Is Pakistan moving towards Chinese model of internet censorship?

Free press or 'climate of fear'? 

But as of January, the foreign media now has one less opportunity to report on Pakistan, after the BBC cancelled its daily Urdu-language news bulletin citing repeated "interference."

The channel that broadcast the bulletin, AAJ TV, censored "certain content because of constant pressure from Pakistan’s political and military establishment," watchdog group Reporters Without Borders said.

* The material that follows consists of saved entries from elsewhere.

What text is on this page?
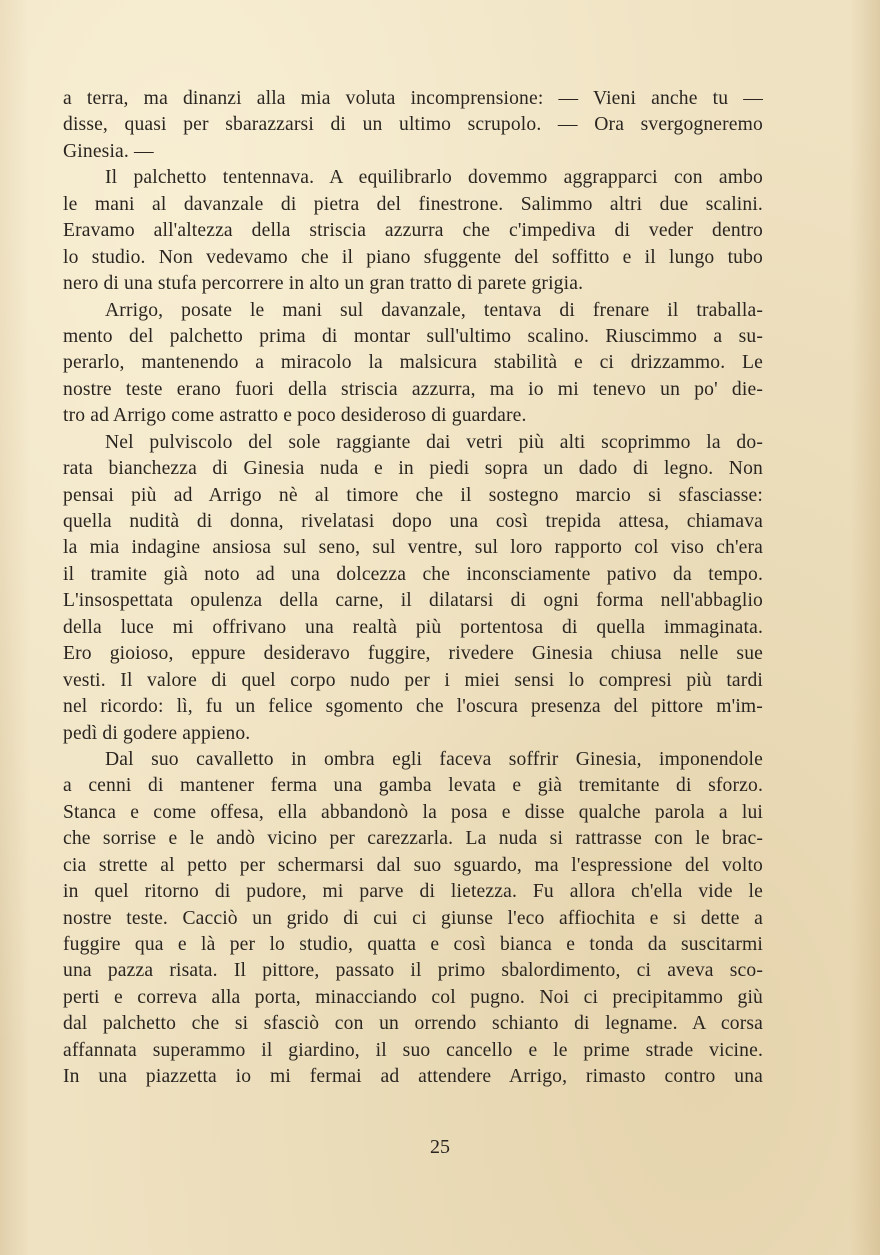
a terra, ma dinanzi alla mia voluta incomprensione: — Vieni anche tu —
disse, quasi per sbarazzarsi di un ultimo scrupolo. — Ora svergogneremo
Ginesia. —
Il palchetto tentennava. A equilibrarlo dovemmo aggrapparci con ambo
le mani al davanzale di pietra del finestrone. Salimmo altri due scalini.
Eravamo all'altezza della striscia azzurra che c'impediva di veder dentro
lo studio. Non vedevamo che il piano sfuggente del soffitto e il lungo tubo
nero di una stufa percorrere in alto un gran tratto di parete grigia.
Arrigo, posate le mani sul davanzale, tentava di frenare il traballa-
mento del palchetto prima di montar sull'ultimo scalino. Riuscimmo a su-
perarlo, mantenendo a miracolo la malsicura stabilità e ci drizzammo. Le
nostre teste erano fuori della striscia azzurra, ma io mi tenevo un po' die-
tro ad Arrigo come astratto e poco desideroso di guardare.
Nel pulviscolo del sole raggiante dai vetri più alti scoprimmo la do-
rata bianchezza di Ginesia nuda e in piedi sopra un dado di legno. Non
pensai più ad Arrigo nè al timore che il sostegno marcio si sfasciasse:
quella nudità di donna, rivelatasi dopo una così trepida attesa, chiamava
la mia indagine ansiosa sul seno, sul ventre, sul loro rapporto col viso ch'era
il tramite già noto ad una dolcezza che inconsciamente pativo da tempo.
L'insospettata opulenza della carne, il dilatarsi di ogni forma nell'abbaglio
della luce mi offrivano una realtà più portentosa di quella immaginata.
Ero gioioso, eppure desideravo fuggire, rivedere Ginesia chiusa nelle sue
vesti. Il valore di quel corpo nudo per i miei sensi lo compresi più tardi
nel ricordo: lì, fu un felice sgomento che l'oscura presenza del pittore m'im-
pedì di godere appieno.
Dal suo cavalletto in ombra egli faceva soffrir Ginesia, imponendole
a cenni di mantener ferma una gamba levata e già tremitante di sforzo.
Stanca e come offesa, ella abbandonò la posa e disse qualche parola a lui
che sorrise e le andò vicino per carezzarla. La nuda si rattrasse con le brac-
cia strette al petto per schermarsi dal suo sguardo, ma l'espressione del volto
in quel ritorno di pudore, mi parve di lietezza. Fu allora ch'ella vide le
nostre teste. Cacciò un grido di cui ci giunse l'eco affiochita e si dette a
fuggire qua e là per lo studio, quatta e così bianca e tonda da suscitarmi
una pazza risata. Il pittore, passato il primo sbalordimento, ci aveva sco-
perti e correva alla porta, minacciando col pugno. Noi ci precipitammo giù
dal palchetto che si sfasciò con un orrendo schianto di legname. A corsa
affannata superammo il giardino, il suo cancello e le prime strade vicine.
In una piazzetta io mi fermai ad attendere Arrigo, rimasto contro una
25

Human Rights Watch has also reported journalists' increasing self-censorship, as a "climate of fear continues to impede media coverage of abuses by both government security forces and militant groups."

Did the minister, also a former journalist, believe such intimidation was acceptable? 

"No, it is not acceptable," said Chaudhry. "I believe media is probably one of the most free media that the world can imagine we have in Pakistan.  

"There's no denial of the fact that Pakistani media is very, very powerful. And actually, many people believe there should be strong defamation laws, which are not here, unfortunately, but Pakistani media, I see no problem with the freedom of expression."

Four journalists and a blogger were killed in Pakistan in 2019 in connection with their reporting, according to Reporters Without Borders, which ranks Pakistan 145th out of 180 countries for press freedom.